A thorough intake assessment will give me much of the information I need to create a behavior plan, initial acquisition programs, and parent training documents. Of course I will need to keep getting to know the child and family dynamics, but much of what I need to know is revealed during intake: Is the house chaotic and disorganized? A routine and visual schedule will likely be necessary. Is the child incredibly aggressive towards their siblings, OR ignores their siblings completely? Social interaction programs, including involving their sibling and other peers, will need to be taught.. Do the parents reinforce problem behaviors in front of you? Parent training will be key. And so on……


The following is intended to be a guide to conducting intake assessments, and there is a link to a sample intake form below.

Conducting an Intake Assessment

Eligibility - This will vary greatly depending on the funding source, if you work independently, or if you work for an agency. Eligibility basically is determining if the client is eligible for services. Some funding sources require a diagnosis of Autism. Companies may require that families complete parent training before they can begin services. If you work independently, you may create your own eligibility criteria that families must meet in order to work with you. Things to discuss during this portion of the intake process include: How will the family pay for treatment? What is the client’s diagnosis (and are there secondary diagnoses)? How many hours per week of treatment is being requested? Do your experiences and expertise qualify you to work with this client (e.g., you have only worked with adult clients and this client is 3)?
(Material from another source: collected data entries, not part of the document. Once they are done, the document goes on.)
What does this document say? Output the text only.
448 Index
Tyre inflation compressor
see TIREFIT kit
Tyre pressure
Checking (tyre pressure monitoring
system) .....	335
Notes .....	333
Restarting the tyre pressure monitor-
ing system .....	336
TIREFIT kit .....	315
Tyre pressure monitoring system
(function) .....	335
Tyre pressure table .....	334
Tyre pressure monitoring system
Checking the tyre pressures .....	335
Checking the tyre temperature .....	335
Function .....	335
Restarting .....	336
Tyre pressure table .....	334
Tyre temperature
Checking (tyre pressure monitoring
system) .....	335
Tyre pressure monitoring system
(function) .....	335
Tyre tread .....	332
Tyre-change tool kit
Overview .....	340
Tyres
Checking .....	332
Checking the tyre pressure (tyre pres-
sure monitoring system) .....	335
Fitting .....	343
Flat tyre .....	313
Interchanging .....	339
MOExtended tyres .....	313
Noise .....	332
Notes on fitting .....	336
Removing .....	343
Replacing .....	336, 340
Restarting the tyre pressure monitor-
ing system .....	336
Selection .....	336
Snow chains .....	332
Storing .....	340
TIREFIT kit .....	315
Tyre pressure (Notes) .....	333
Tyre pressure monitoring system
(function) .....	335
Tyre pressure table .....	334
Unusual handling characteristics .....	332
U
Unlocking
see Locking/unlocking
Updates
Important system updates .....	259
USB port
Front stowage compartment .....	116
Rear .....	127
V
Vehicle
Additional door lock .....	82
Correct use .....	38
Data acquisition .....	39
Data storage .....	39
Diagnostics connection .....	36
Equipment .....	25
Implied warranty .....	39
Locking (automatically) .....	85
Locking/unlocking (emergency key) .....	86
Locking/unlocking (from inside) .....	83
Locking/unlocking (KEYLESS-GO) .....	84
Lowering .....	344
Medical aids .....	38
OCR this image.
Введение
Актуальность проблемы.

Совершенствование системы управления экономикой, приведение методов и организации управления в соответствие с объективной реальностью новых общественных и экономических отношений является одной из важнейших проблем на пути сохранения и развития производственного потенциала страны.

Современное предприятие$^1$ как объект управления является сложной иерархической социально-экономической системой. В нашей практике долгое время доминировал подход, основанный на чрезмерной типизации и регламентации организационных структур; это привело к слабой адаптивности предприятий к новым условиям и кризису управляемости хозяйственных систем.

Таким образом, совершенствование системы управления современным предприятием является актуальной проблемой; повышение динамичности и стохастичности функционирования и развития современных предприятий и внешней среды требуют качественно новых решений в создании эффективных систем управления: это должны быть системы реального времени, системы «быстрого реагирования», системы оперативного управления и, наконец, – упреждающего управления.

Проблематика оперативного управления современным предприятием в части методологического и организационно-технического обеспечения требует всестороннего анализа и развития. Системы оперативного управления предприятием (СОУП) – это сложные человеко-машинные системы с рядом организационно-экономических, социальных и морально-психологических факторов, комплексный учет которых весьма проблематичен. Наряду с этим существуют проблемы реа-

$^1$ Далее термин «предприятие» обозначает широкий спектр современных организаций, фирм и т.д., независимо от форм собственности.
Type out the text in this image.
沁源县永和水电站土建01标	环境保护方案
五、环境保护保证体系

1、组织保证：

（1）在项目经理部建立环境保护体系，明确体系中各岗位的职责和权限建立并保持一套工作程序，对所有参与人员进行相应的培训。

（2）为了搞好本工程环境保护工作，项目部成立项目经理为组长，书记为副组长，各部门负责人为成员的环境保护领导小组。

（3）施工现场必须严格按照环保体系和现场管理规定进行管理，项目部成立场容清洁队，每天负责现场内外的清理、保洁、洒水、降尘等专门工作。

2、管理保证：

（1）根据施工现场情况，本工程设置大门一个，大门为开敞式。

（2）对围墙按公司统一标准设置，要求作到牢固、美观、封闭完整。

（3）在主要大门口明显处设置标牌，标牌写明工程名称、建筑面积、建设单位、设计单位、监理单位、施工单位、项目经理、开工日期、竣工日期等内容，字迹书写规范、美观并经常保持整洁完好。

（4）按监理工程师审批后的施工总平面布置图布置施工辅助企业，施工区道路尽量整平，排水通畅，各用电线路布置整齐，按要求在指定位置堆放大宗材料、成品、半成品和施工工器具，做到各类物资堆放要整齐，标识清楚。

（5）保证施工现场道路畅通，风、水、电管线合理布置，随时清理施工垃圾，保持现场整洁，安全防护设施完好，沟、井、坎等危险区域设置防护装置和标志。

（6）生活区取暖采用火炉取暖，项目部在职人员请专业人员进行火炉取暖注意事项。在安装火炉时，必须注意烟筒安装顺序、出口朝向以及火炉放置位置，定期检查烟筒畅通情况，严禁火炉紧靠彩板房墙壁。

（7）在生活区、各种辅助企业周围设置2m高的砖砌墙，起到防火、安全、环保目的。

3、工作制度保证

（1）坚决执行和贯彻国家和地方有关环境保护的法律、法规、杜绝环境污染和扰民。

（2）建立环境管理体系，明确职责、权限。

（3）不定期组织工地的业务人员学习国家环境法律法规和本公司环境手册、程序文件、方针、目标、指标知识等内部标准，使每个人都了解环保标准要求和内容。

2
Observation – This can include observation of parent/child interactions, as well as just observing the child. Observation should occur across environments, to gain more information about the child’s strengths and deficits. It may be necessary to explain to the family when your observation will begin, and what it will entail. I have met with families who tried to contrive scenarios during my observation or tell their child how to behave. To be most helpful, you should be a "fly on the wall" during your observation process. Sit in an unobtrusive place and refrain from speaking to the child or family. Take clear and detailed observation notes that reflect only what you saw (be objective). If you will be observing at the child’s school, this post  may be helpful to read.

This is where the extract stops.